I know this question can be asked on Google and it's not really bad if he wants to get clarity in the Bitcoin community.
This is true for other questions and some more basic stuff, but for this kind of thread it is nonsense. Most of the users here do not know the answers to such questions, except a few individuals such as d5000, myself and others. Most of the answers here were completely wrong or at the very least partially wrong, to the point that asking an LLM would have yielded better answers. Therefore, next time read fully all the corrections that were made by me before writing a reply to a thread like this one.
Sometime when you have an answer to an information, you might be skeptical if your answer is still correct in the eyes of others or if their are smiple ways to break the answer down that will be more easier for you to comprehend. No one is an island of knowledge and it's good for us to communicate as a community to learn more from people that have been in the Bitcoin network for years years organizing things.
Just no, people can go and shitpost somewhere else with their pseudo-knowledge.
The essence of the block chain technology is to store Bitcoin transactions and documentations. The storage of the transactions helps to know who owns which transaction. Keeping the transaction details helps to know which transaction has been sent and which is still pending and yet to be sent so it's a very vital and useful feature of Bitcoin to actually be able to store transactions and this transactions basically irresponsible once the transactions are buried under several other transactions. It doesn't reveal the sender id or details or it's still private.
No it is not, and you can run a blockchain without storing almost any information compared to the information that Bitcoin stores. Therefore, to claim that it is a requirement to this kind of technology is incorrect. There are various types of blockchains and there are various types of architectures that enable those blockchains to work. Some involve storing more data than others, and each kind comes with its own tradeoffs and risks.
Bitcoin is money , peer-to-peer money, digital cash.Money has to be honest for people to trust it. If something is hidden or secret, it undermines that trust.Bitcoin emerged precisely as a response to a system in which a small group of people holds a monopoly over money creation. Bankers can create money whenever they want and in whatever amount they want, and through inflation they take value away from everyone else..If someone can create money out of nothing for themselves while everyone else has to work to earn it, then that system is neither honest nor fair.That is why everything must be public, transparent, and visible to everyone.

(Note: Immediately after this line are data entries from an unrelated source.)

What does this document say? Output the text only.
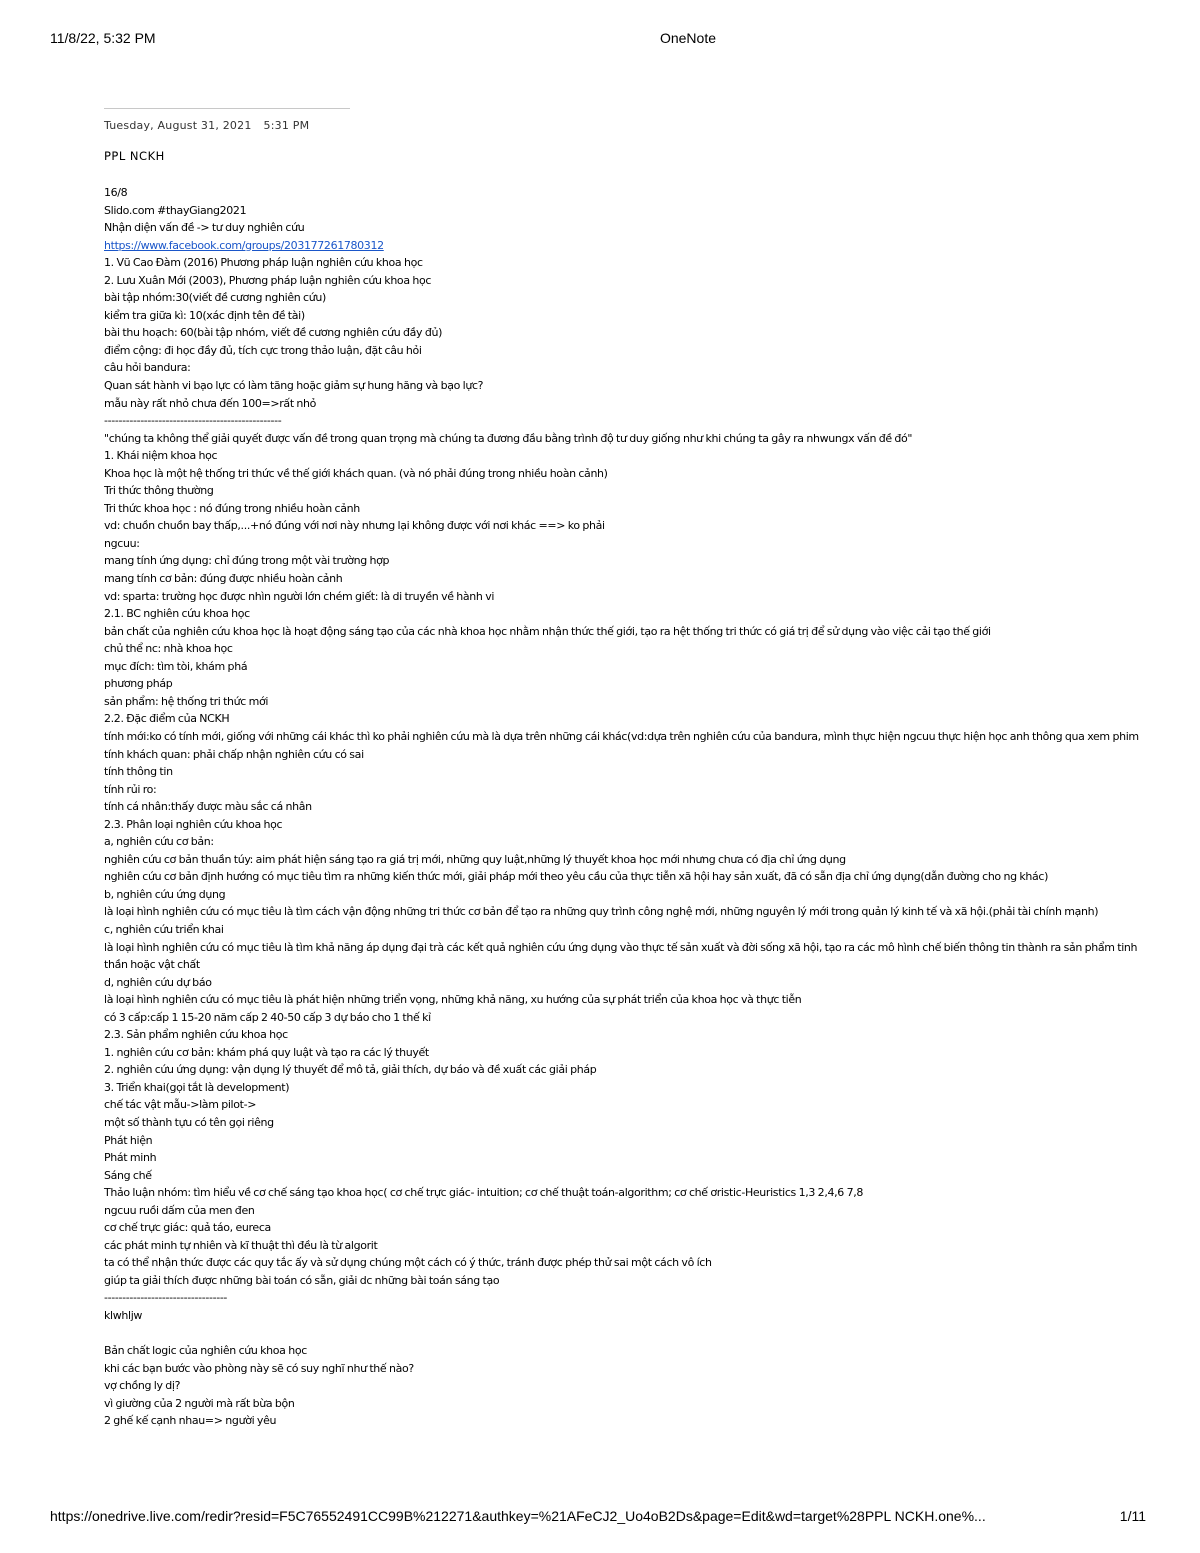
11/8/22, 5:32 PM	OneNote
Tuesday, August 31, 2021 5:31 PM
PPL NCKH
16/8
Slido.com #thayGiang2021
Nhận diện vấn đề -> tư duy nghiên cứu
https://www.facebook.com/groups/203177261780312
1. Vũ Cao Đàm (2016) Phương pháp luận nghiên cứu khoa học
2. Lưu Xuân Mới (2003), Phương pháp luận nghiên cứu khoa học
bài tập nhóm:30(viết đề cương nghiên cứu)
kiểm tra giữa kì: 10(xác định tên đề tài)
bài thu hoạch: 60(bài tập nhóm, viết đề cương nghiên cứu đầy đủ)
điểm cộng: đi học đầy đủ, tích cực trong thảo luận, đặt câu hỏi
câu hỏi bandura:
Quan sát hành vi bạo lực có làm tăng hoặc giảm sự hung hăng và bạo lực?
mẫu này rất nhỏ chưa đến 100=>rất nhỏ
-------------------------------------------------
"chúng ta không thể giải quyết được vấn đề trong quan trọng mà chúng ta đương đầu bằng trình độ tư duy giống như khi chúng ta gây ra nhwungx vấn đề đó"
1. Khái niệm khoa học
Khoa học là một hệ thống tri thức về thế giới khách quan. (và nó phải đúng trong nhiều hoàn cảnh)
Tri thức thông thường
Tri thức khoa học : nó đúng trong nhiều hoàn cảnh
vd: chuồn chuồn bay thấp,...+nó đúng với nơi này nhưng lại không được với nơi khác ==> ko phải
ngcuu:
mang tính ứng dụng: chỉ đúng trong một vài trường hợp
mang tính cơ bản: đúng được nhiều hoàn cảnh
vd: sparta: trường học được nhìn người lớn chém giết: là di truyền về hành vi
2.1. BC nghiên cứu khoa học
bản chất của nghiên cứu khoa học là hoạt động sáng tạo của các nhà khoa học nhằm nhận thức thế giới, tạo ra hệt thống tri thức có giá trị để sử dụng vào việc cải tạo thế giới
chủ thể nc: nhà khoa học
mục đích: tìm tòi, khám phá
phương pháp
sản phẩm: hệ thống tri thức mới
2.2. Đặc điểm của NCKH
tính mới:ko có tính mới, giống với những cái khác thì ko phải nghiên cứu mà là dựa trên những cái khác(vd:dựa trên nghiên cứu của bandura, mình thực hiện ngcuu thực hiện học anh thông qua xem phim
tính khách quan: phải chấp nhận nghiên cứu có sai
tính thông tin
tính rủi ro:
tính cá nhân:thấy được màu sắc cá nhân
2.3. Phân loại nghiên cứu khoa học
a, nghiên cứu cơ bản:
nghiên cứu cơ bản thuần túy: aim phát hiện sáng tạo ra giá trị mới, những quy luật,những lý thuyết khoa học mới nhưng chưa có địa chỉ ứng dụng
nghiên cứu cơ bản định hướng có mục tiêu tìm ra những kiến thức mới, giải pháp mới theo yêu cầu của thực tiễn xã hội hay sản xuất, đã có sẵn địa chỉ ứng dụng(dẫn đường cho ng khác)
b, nghiên cứu ứng dụng
là loại hình nghiên cứu có mục tiêu là tìm cách vận động những tri thức cơ bản để tạo ra những quy trình công nghệ mới, những nguyên lý mới trong quản lý kinh tế và xã hội.(phải tài chính mạnh)
c, nghiên cứu triển khai
là loại hình nghiên cứu có mục tiêu là tìm khả năng áp dụng đại trà các kết quả nghiên cứu ứng dụng vào thực tế sản xuất và đời sống xã hội, tạo ra các mô hình chế biến thông tin thành ra sản phẩm tinh thần hoặc vật chất
d, nghiên cứu dự báo
là loại hình nghiên cứu có mục tiêu là phát hiện những triển vọng, những khả năng, xu hướng của sự phát triển của khoa học và thực tiễn
có 3 cấp:cấp 1 15-20 năm cấp 2 40-50 cấp 3 dự báo cho 1 thế kỉ
2.3. Sản phẩm nghiên cứu khoa học
1. nghiên cứu cơ bản: khám phá quy luật và tạo ra các lý thuyết
2. nghiên cứu ứng dụng: vận dụng lý thuyết để mô tả, giải thích, dự báo và đề xuất các giải pháp
3. Triển khai(gọi tắt là development)
chế tác vật mẫu->làm pilot->
một số thành tựu có tên gọi riêng
Phát hiện
Phát minh
Sáng chế
Thảo luận nhóm: tìm hiểu về cơ chế sáng tạo khoa học( cơ chế trực giác- intuition; cơ chế thuật toán-algorithm; cơ chế ơristic-Heuristics 1,3 2,4,6 7,8
ngcuu ruồi dấm của men đen
cơ chế trực giác: quả táo, eureca
các phát minh tự nhiên và kĩ thuật thì đều là từ algorit
ta có thể nhận thức được các quy tắc ấy và sử dụng chúng một cách có ý thức, tránh được phép thử sai một cách vô ích
giúp ta giải thích được những bài toán có sẵn, giải dc những bài toán sáng tạo
----------------------------------
klwhljw
Bản chất logic của nghiên cứu khoa học
khi các bạn bước vào phòng này sẽ có suy nghĩ như thế nào?
vợ chồng ly dị?
vì giường của 2 người mà rất bừa bộn
2 ghế kế cạnh nhau=> người yêu
https://onedrive.live.com/redir?resid=F5C76552491CC99B%212271&authkey=%21AFeCJ2_Uo4oB2Ds&page=Edit&wd=target%28PPL NCKH.one%...	1/11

Bitcoin is pseudonymous. If you stay within the Bitcoin money system and do not move into fiat system, you can remain fully private.If you leave the Bitcoin system and go back to fiat, then privacy becomes much harder to preserve. That is not because of Bitcoin, but because of exchanges that take you back into the fiat monetary system, where you are forced to reveal everything about yourself.
This answer has nothing to do with the thread, and none of what you have written requires Bitcoin to store the data that it does in the way that it does.